In 1856, Sargent purchased Rancho Juristac, a 4540 acre property located five miles south of Gilroy, California. He established his residence there, and it became known as Sargent Ranch. In 1869, the Southern Pacific Railroad added a stop called Sargent Station. On November 13, 1871, Sargent obtained a patent for Rancho Juristac, officially naming it Sargent Ranch, with its own railroad stop. It was one of the largest cattle ranches in the region. By 1895, the area was a popular gathering place for hunters and social groups. The Sargent Brothers acquired and developed sizable holdings in San Joaquin, Santa Clara, and Monterey counties.

Sargent married Agnes Bowie San Juan, Monterey County, on October 31, 1864. She was originally from Montreal, Canada. They had five children together.

== Political career==
Sargent was involved in Republican Party politics, serving a term as a member of the California State Assembly. In 1871, he was elected assemblyman of Santa Clara County from 1871 to 1873. He worked alongside Frederick C. Franck and Francis E. Spencer.

Sargent was a member of the Society of California Pioneers and the Knights Templar.

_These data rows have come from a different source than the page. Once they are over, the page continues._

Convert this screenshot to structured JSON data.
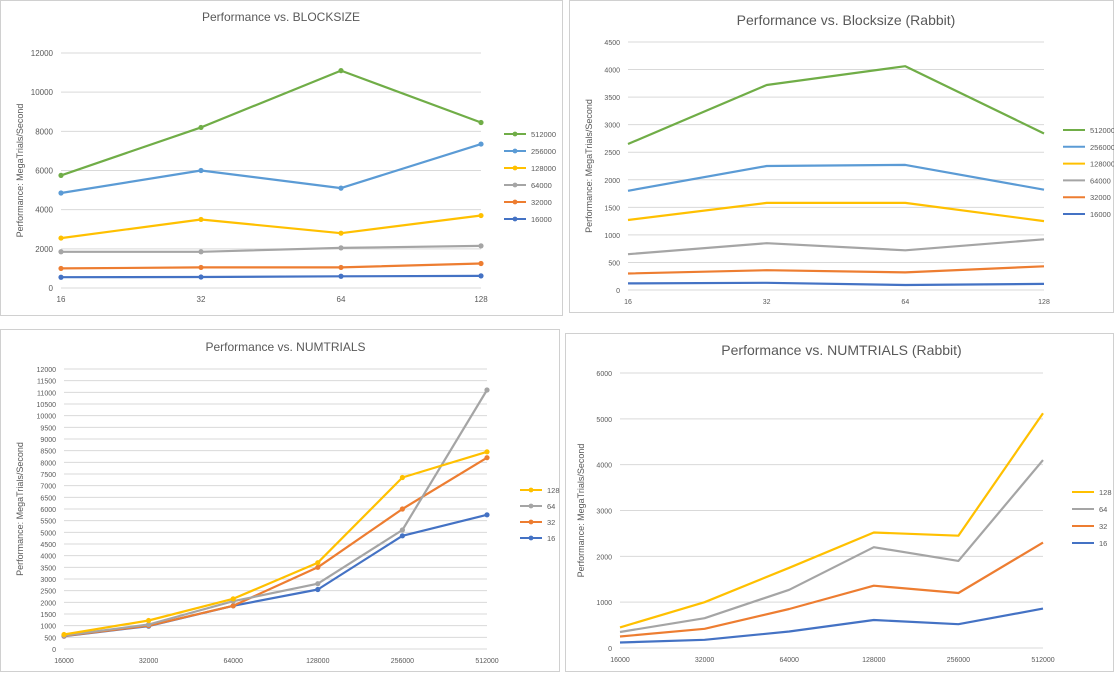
{
  "chart_data": [
    {
      "id": "c1",
      "type": "line",
      "title": "Performance vs. BLOCKSIZE",
      "xlabel": "",
      "ylabel": "Performance: MegaTrials/Second",
      "categories": [
        "16",
        "32",
        "64",
        "128"
      ],
      "ylim": [
        0,
        12000
      ],
      "yticks": [
        0,
        2000,
        4000,
        6000,
        8000,
        10000,
        12000
      ],
      "grid": true,
      "legend": "right",
      "markers": true,
      "series": [
        {
          "name": "512000",
          "color": "#70ad47",
          "values": [
            5750,
            8200,
            11100,
            8450
          ]
        },
        {
          "name": "256000",
          "color": "#5b9bd5",
          "values": [
            4850,
            6000,
            5100,
            7350
          ]
        },
        {
          "name": "128000",
          "color": "#ffc000",
          "values": [
            2550,
            3500,
            2800,
            3700
          ]
        },
        {
          "name": "64000",
          "color": "#a5a5a5",
          "values": [
            1850,
            1850,
            2050,
            2150
          ]
        },
        {
          "name": "32000",
          "color": "#ed7d31",
          "values": [
            1000,
            1050,
            1050,
            1250
          ]
        },
        {
          "name": "16000",
          "color": "#4472c4",
          "values": [
            550,
            560,
            600,
            620
          ]
        }
      ]
    },
    {
      "id": "c2",
      "type": "line",
      "title": "Performance vs. Blocksize (Rabbit)",
      "xlabel": "",
      "ylabel": "Performance: MegaTrials/Second",
      "categories": [
        "16",
        "32",
        "64",
        "128"
      ],
      "ylim": [
        0,
        4500
      ],
      "yticks": [
        0,
        500,
        1000,
        1500,
        2000,
        2500,
        3000,
        3500,
        4000,
        4500
      ],
      "grid": true,
      "legend": "right",
      "markers": false,
      "series": [
        {
          "name": "512000",
          "color": "#70ad47",
          "values": [
            2650,
            3720,
            4060,
            2840
          ]
        },
        {
          "name": "256000",
          "color": "#5b9bd5",
          "values": [
            1800,
            2250,
            2270,
            1820
          ]
        },
        {
          "name": "128000",
          "color": "#ffc000",
          "values": [
            1270,
            1580,
            1580,
            1250
          ]
        },
        {
          "name": "64000",
          "color": "#a5a5a5",
          "values": [
            650,
            850,
            720,
            920
          ]
        },
        {
          "name": "32000",
          "color": "#ed7d31",
          "values": [
            300,
            360,
            320,
            430
          ]
        },
        {
          "name": "16000",
          "color": "#4472c4",
          "values": [
            120,
            130,
            90,
            110
          ]
        }
      ]
    },
    {
      "id": "c3",
      "type": "line",
      "title": "Performance vs. NUMTRIALS",
      "xlabel": "",
      "ylabel": "Performance: MegaTrials/Second",
      "categories": [
        "16000",
        "32000",
        "64000",
        "128000",
        "256000",
        "512000"
      ],
      "ylim": [
        0,
        12000
      ],
      "yticks": [
        0,
        500,
        1000,
        1500,
        2000,
        2500,
        3000,
        3500,
        4000,
        4500,
        5000,
        5500,
        6000,
        6500,
        7000,
        7500,
        8000,
        8500,
        9000,
        9500,
        10000,
        10500,
        11000,
        11500,
        12000
      ],
      "grid": true,
      "legend": "right",
      "markers": true,
      "series": [
        {
          "name": "128",
          "color": "#ffc000",
          "values": [
            620,
            1220,
            2150,
            3700,
            7350,
            8450
          ]
        },
        {
          "name": "64",
          "color": "#a5a5a5",
          "values": [
            580,
            1050,
            2050,
            2800,
            5100,
            11100
          ]
        },
        {
          "name": "32",
          "color": "#ed7d31",
          "values": [
            560,
            1000,
            1850,
            3500,
            6000,
            8200
          ]
        },
        {
          "name": "16",
          "color": "#4472c4",
          "values": [
            550,
            980,
            1850,
            2550,
            4850,
            5750
          ]
        }
      ]
    },
    {
      "id": "c4",
      "type": "line",
      "title": "Performance vs. NUMTRIALS  (Rabbit)",
      "xlabel": "",
      "ylabel": "Performance: MegaTrials/Second",
      "categories": [
        "16000",
        "32000",
        "64000",
        "128000",
        "256000",
        "512000"
      ],
      "ylim": [
        0,
        6000
      ],
      "yticks": [
        0,
        1000,
        2000,
        3000,
        4000,
        5000,
        6000
      ],
      "grid": true,
      "legend": "right",
      "markers": false,
      "series": [
        {
          "name": "128",
          "color": "#ffc000",
          "values": [
            450,
            1000,
            1750,
            2520,
            2450,
            5120
          ]
        },
        {
          "name": "64",
          "color": "#a5a5a5",
          "values": [
            350,
            650,
            1270,
            2200,
            1900,
            4100
          ]
        },
        {
          "name": "32",
          "color": "#ed7d31",
          "values": [
            250,
            420,
            850,
            1360,
            1200,
            2300
          ]
        },
        {
          "name": "16",
          "color": "#4472c4",
          "values": [
            120,
            180,
            360,
            610,
            520,
            860
          ]
        }
      ]
    }
  ]
}
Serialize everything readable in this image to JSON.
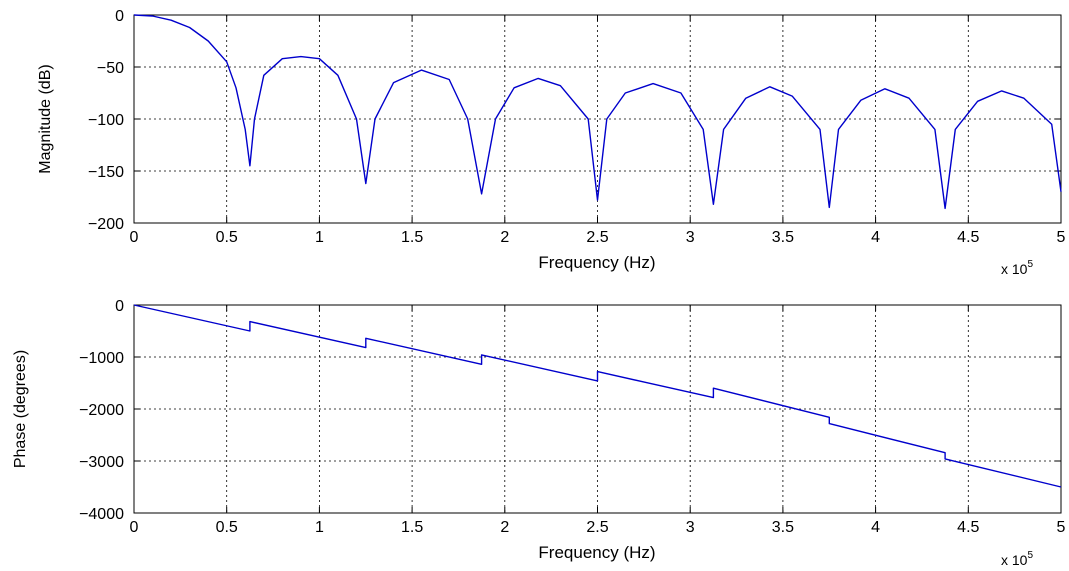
{
  "colors": {
    "series": "#0000cc",
    "axes": "#000000",
    "background": "#ffffff"
  },
  "chart_data": [
    {
      "type": "line",
      "title": "",
      "xlabel": "Frequency (Hz)",
      "ylabel": "Magnitude (dB)",
      "x_multiplier": "x 10",
      "x_multiplier_exponent": "5",
      "xlim": [
        0,
        500000
      ],
      "ylim": [
        -200,
        0
      ],
      "grid": true,
      "xticks": [
        0,
        50000,
        100000,
        150000,
        200000,
        250000,
        300000,
        350000,
        400000,
        450000,
        500000
      ],
      "xtick_labels": [
        "0",
        "0.5",
        "1",
        "1.5",
        "2",
        "2.5",
        "3",
        "3.5",
        "4",
        "4.5",
        "5"
      ],
      "yticks": [
        0,
        -50,
        -100,
        -150,
        -200
      ],
      "ytick_labels": [
        "0",
        "−50",
        "−100",
        "−150",
        "−200"
      ],
      "series": [
        {
          "x": [
            0,
            10000,
            20000,
            30000,
            40000,
            50000,
            55000,
            60000,
            62500,
            65000,
            70000,
            80000,
            90000,
            100000,
            110000,
            120000,
            125000,
            130000,
            140000,
            155000,
            170000,
            180000,
            187500,
            195000,
            205000,
            218000,
            230000,
            245000,
            250000,
            255000,
            265000,
            280000,
            295000,
            307000,
            312500,
            318000,
            330000,
            343000,
            355000,
            370000,
            375000,
            380000,
            392000,
            405000,
            418000,
            432000,
            437500,
            443000,
            455000,
            468000,
            480000,
            495000,
            500000
          ],
          "y": [
            0,
            -1,
            -5,
            -12,
            -25,
            -45,
            -70,
            -110,
            -145,
            -100,
            -58,
            -42,
            -40,
            -42,
            -58,
            -100,
            -162,
            -100,
            -65,
            -53,
            -62,
            -100,
            -172,
            -100,
            -70,
            -61,
            -68,
            -100,
            -178,
            -100,
            -75,
            -66,
            -75,
            -110,
            -182,
            -110,
            -80,
            -69,
            -78,
            -110,
            -185,
            -110,
            -82,
            -71,
            -80,
            -110,
            -186,
            -110,
            -83,
            -73,
            -80,
            -105,
            -170
          ]
        }
      ]
    },
    {
      "type": "line",
      "title": "",
      "xlabel": "Frequency (Hz)",
      "ylabel": "Phase (degrees)",
      "x_multiplier": "x 10",
      "x_multiplier_exponent": "5",
      "xlim": [
        0,
        500000
      ],
      "ylim": [
        -4000,
        0
      ],
      "grid": true,
      "xticks": [
        0,
        50000,
        100000,
        150000,
        200000,
        250000,
        300000,
        350000,
        400000,
        450000,
        500000
      ],
      "xtick_labels": [
        "0",
        "0.5",
        "1",
        "1.5",
        "2",
        "2.5",
        "3",
        "3.5",
        "4",
        "4.5",
        "5"
      ],
      "yticks": [
        0,
        -1000,
        -2000,
        -3000,
        -4000
      ],
      "ytick_labels": [
        "0",
        "−1000",
        "−2000",
        "−3000",
        "−4000"
      ],
      "series": [
        {
          "x": [
            0,
            62500,
            62500,
            125000,
            125000,
            187500,
            187500,
            250000,
            250000,
            312500,
            312500,
            375000,
            375000,
            437500,
            437500,
            500000
          ],
          "y": [
            0,
            -500,
            -320,
            -820,
            -640,
            -1140,
            -960,
            -1460,
            -1280,
            -1780,
            -1600,
            -2160,
            -2280,
            -2840,
            -2960,
            -3500
          ]
        }
      ]
    }
  ]
}
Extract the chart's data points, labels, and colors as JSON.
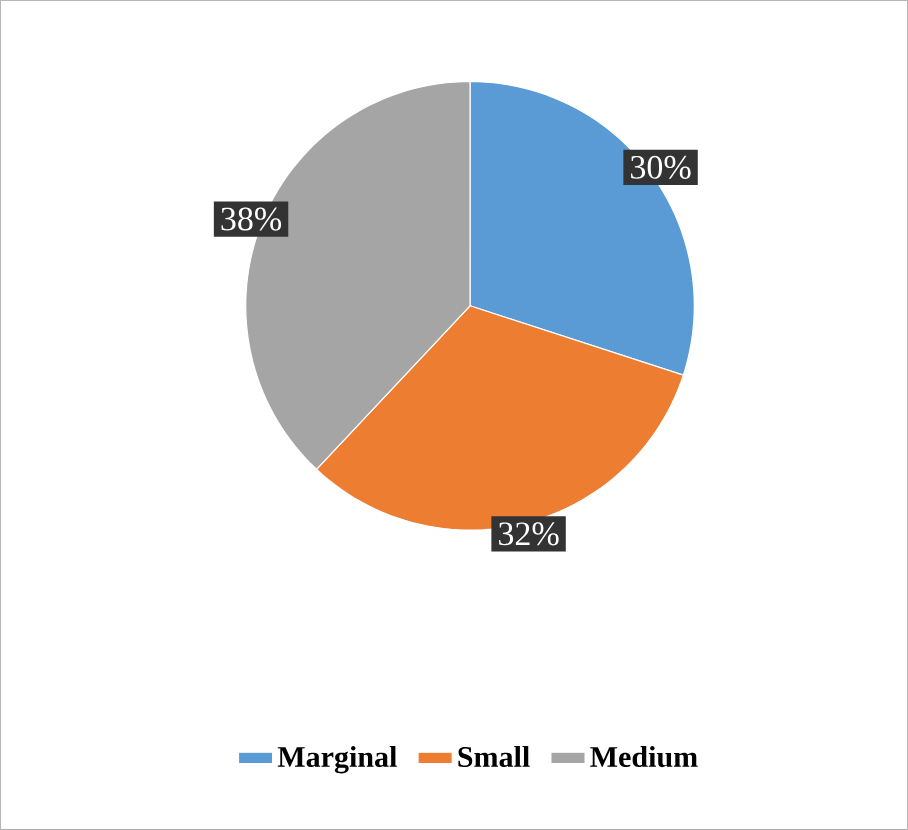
{
  "chart_data": {
    "type": "pie",
    "categories": [
      "Marginal",
      "Small",
      "Medium"
    ],
    "values": [
      30,
      32,
      38
    ],
    "colors": [
      "#5b9bd5",
      "#ed7d31",
      "#a5a5a5"
    ],
    "value_labels": [
      "30%",
      "32%",
      "38%"
    ],
    "legend": "bottom"
  }
}
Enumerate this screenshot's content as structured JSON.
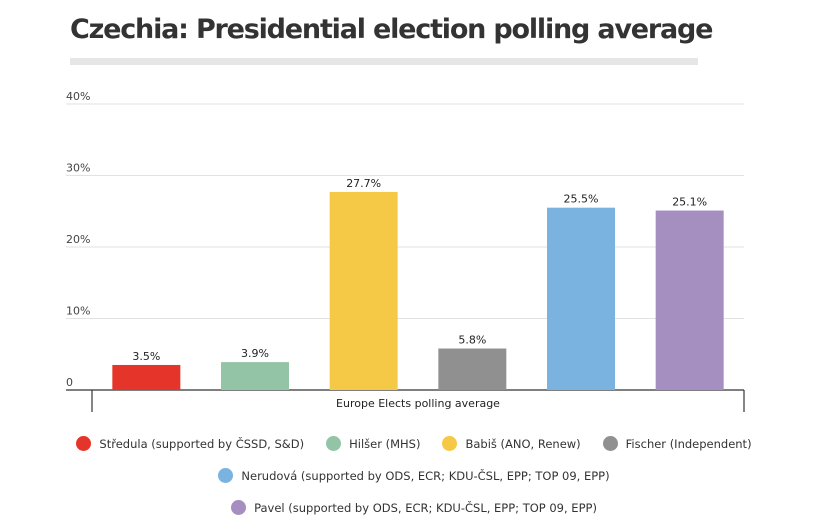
{
  "title": "Czechia: Presidential election polling average",
  "chart_data": {
    "type": "bar",
    "title": "Czechia: Presidential election polling average",
    "xlabel": "Europe Elects polling average",
    "ylabel": "",
    "ylim": [
      0,
      40
    ],
    "yticks": [
      "0",
      "10%",
      "20%",
      "30%",
      "40%"
    ],
    "grid": true,
    "legend_position": "bottom",
    "categories": [
      "Středula",
      "Hilšer",
      "Babiš",
      "Fischer",
      "Nerudová",
      "Pavel"
    ],
    "values": [
      3.5,
      3.9,
      27.7,
      5.8,
      25.5,
      25.1
    ],
    "value_labels": [
      "3.5%",
      "3.9%",
      "27.7%",
      "5.8%",
      "25.5%",
      "25.1%"
    ],
    "colors": [
      "#e5352b",
      "#93c4a6",
      "#f5c945",
      "#909090",
      "#7ab3e0",
      "#a58fc0"
    ],
    "legend": [
      "Středula (supported by ČSSD, S&D)",
      "Hilšer (MHS)",
      "Babiš (ANO, Renew)",
      "Fischer (Independent)",
      "Nerudová (supported by ODS, ECR; KDU-ČSL, EPP; TOP 09, EPP)",
      "Pavel (supported by ODS, ECR; KDU-ČSL, EPP; TOP 09, EPP)"
    ]
  }
}
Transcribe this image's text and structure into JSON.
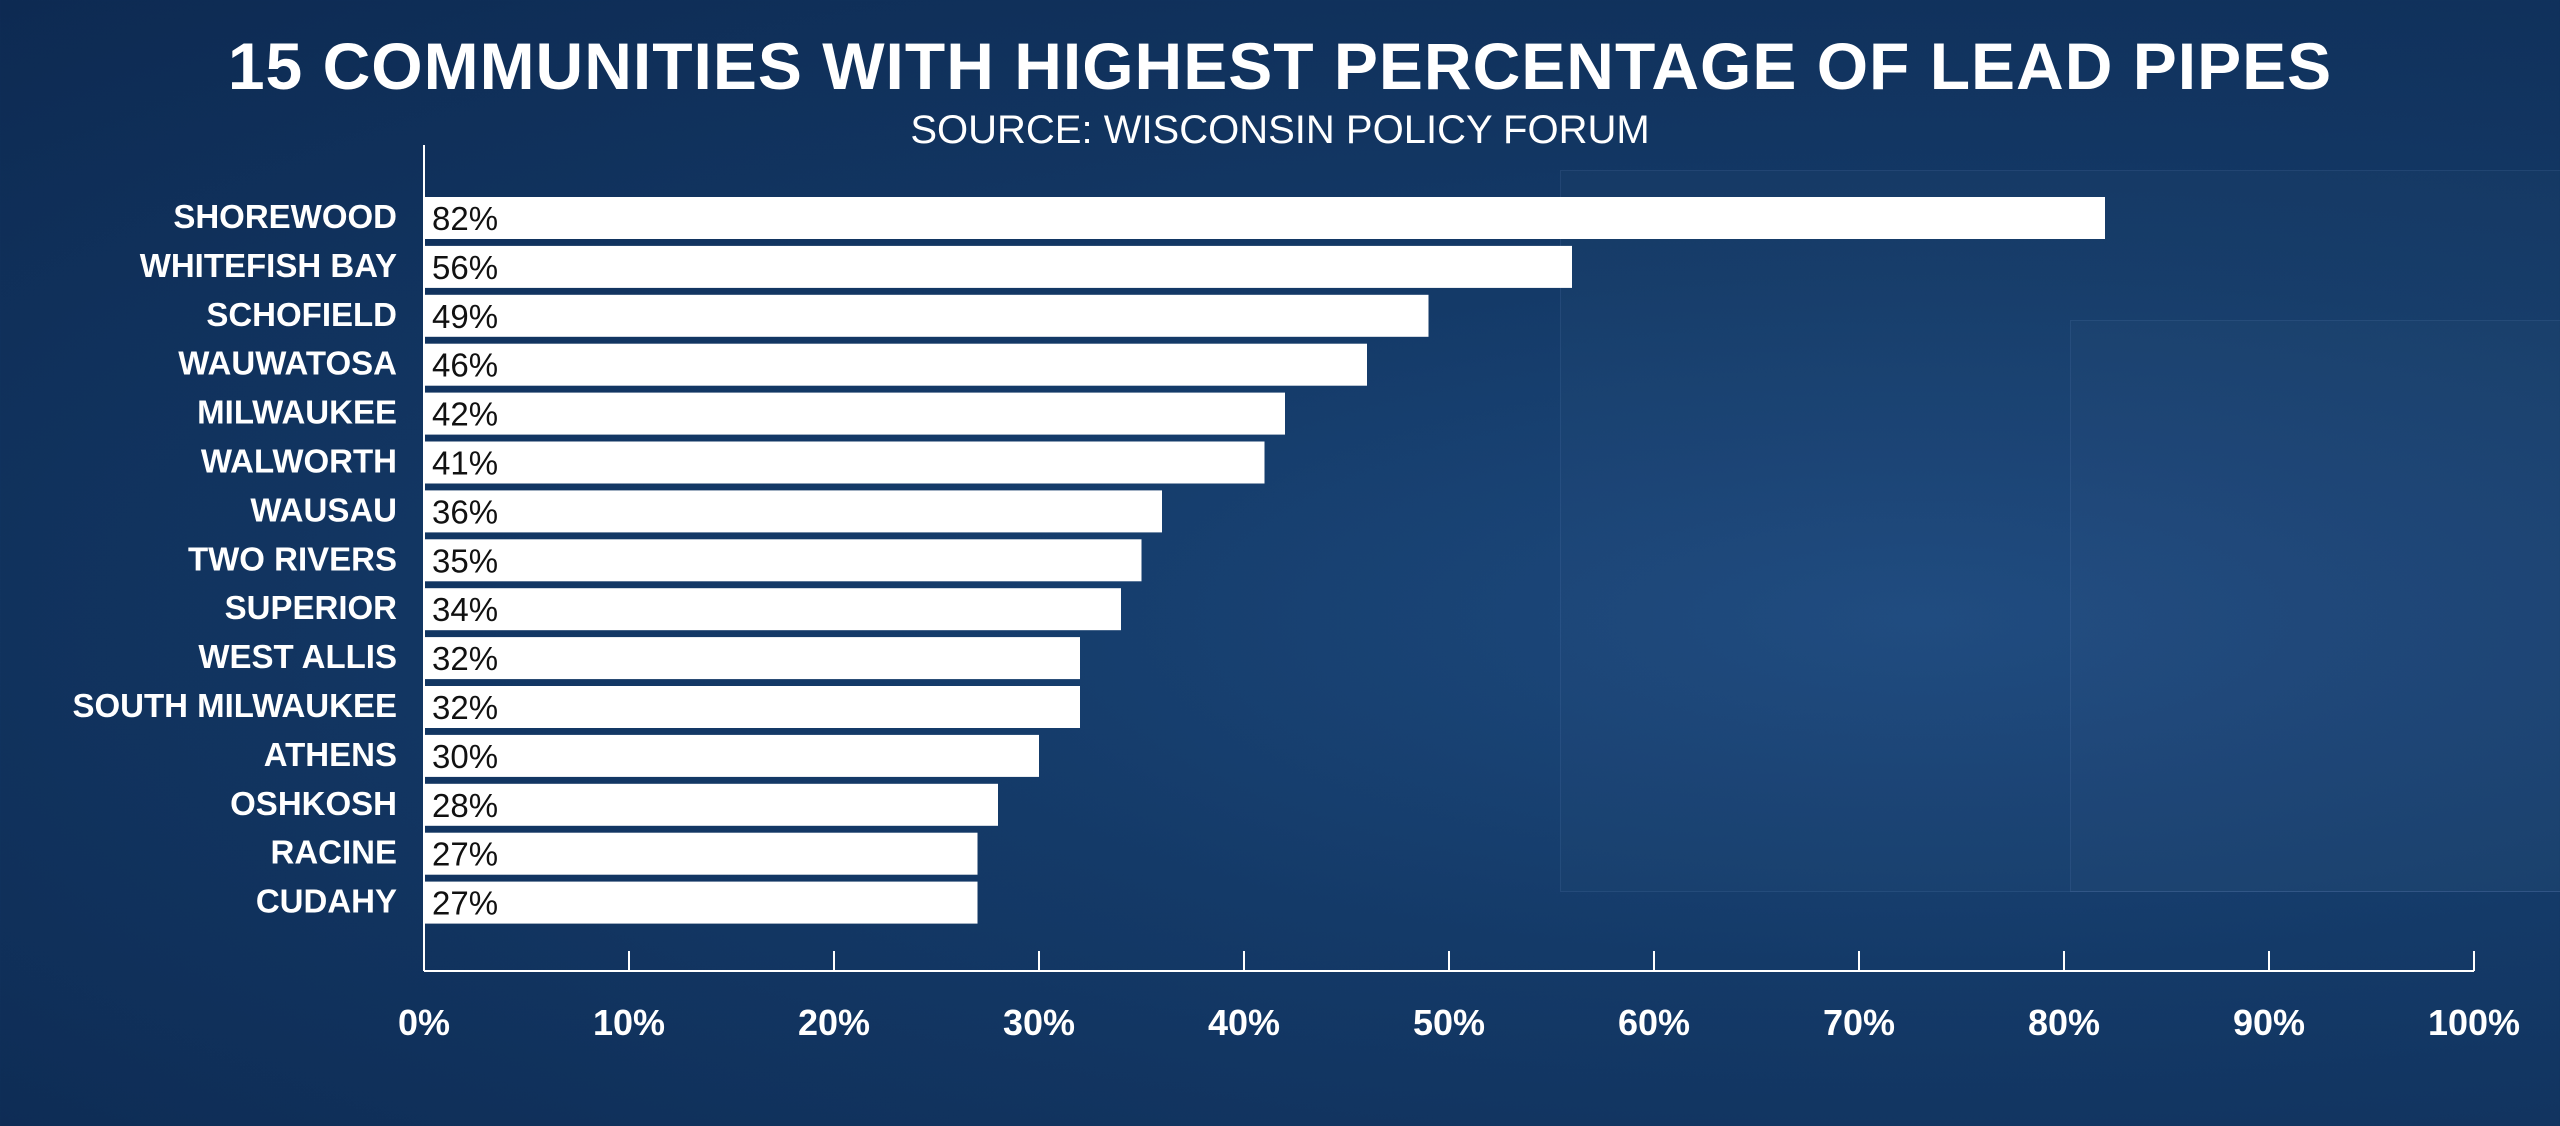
{
  "chart_data": {
    "type": "bar",
    "orientation": "horizontal",
    "title": "15 COMMUNITIES WITH HIGHEST PERCENTAGE OF LEAD PIPES",
    "subtitle": "SOURCE: WISCONSIN POLICY FORUM",
    "categories": [
      "SHOREWOOD",
      "WHITEFISH BAY",
      "SCHOFIELD",
      "WAUWATOSA",
      "MILWAUKEE",
      "WALWORTH",
      "WAUSAU",
      "TWO RIVERS",
      "SUPERIOR",
      "WEST ALLIS",
      "SOUTH MILWAUKEE",
      "ATHENS",
      "OSHKOSH",
      "RACINE",
      "CUDAHY"
    ],
    "values": [
      82,
      56,
      49,
      46,
      42,
      41,
      36,
      35,
      34,
      32,
      32,
      30,
      28,
      27,
      27
    ],
    "value_labels": [
      "82%",
      "56%",
      "49%",
      "46%",
      "42%",
      " 41%",
      "36%",
      "35%",
      "34%",
      "32%",
      "32%",
      "30%",
      "28%",
      "27%",
      "27%"
    ],
    "xlim": [
      0,
      100
    ],
    "xticks": [
      0,
      10,
      20,
      30,
      40,
      50,
      60,
      70,
      80,
      90,
      100
    ],
    "xtick_labels": [
      "0%",
      "10%",
      "20%",
      "30%",
      "40%",
      "50%",
      "60%",
      "70%",
      "80%",
      "90%",
      "100%"
    ],
    "xlabel": "",
    "ylabel": "",
    "grid": false,
    "bar_color": "#ffffff",
    "background_color": "#143a68"
  }
}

He served as a director of the Santa Clara Valley Agricultural Society for ten years and was elected its president for one term in 1877.

==Death and legacy==
Sargent died at his home near Sargent's Station in Gilroy on March 22, 1900. His obituary in the San Francisco Call and Post described him as one of the wealthiest men in Monterey County at the time of his death. The area, including Sargent Station, Sargent Hills and Sargent Creek, still bears his name.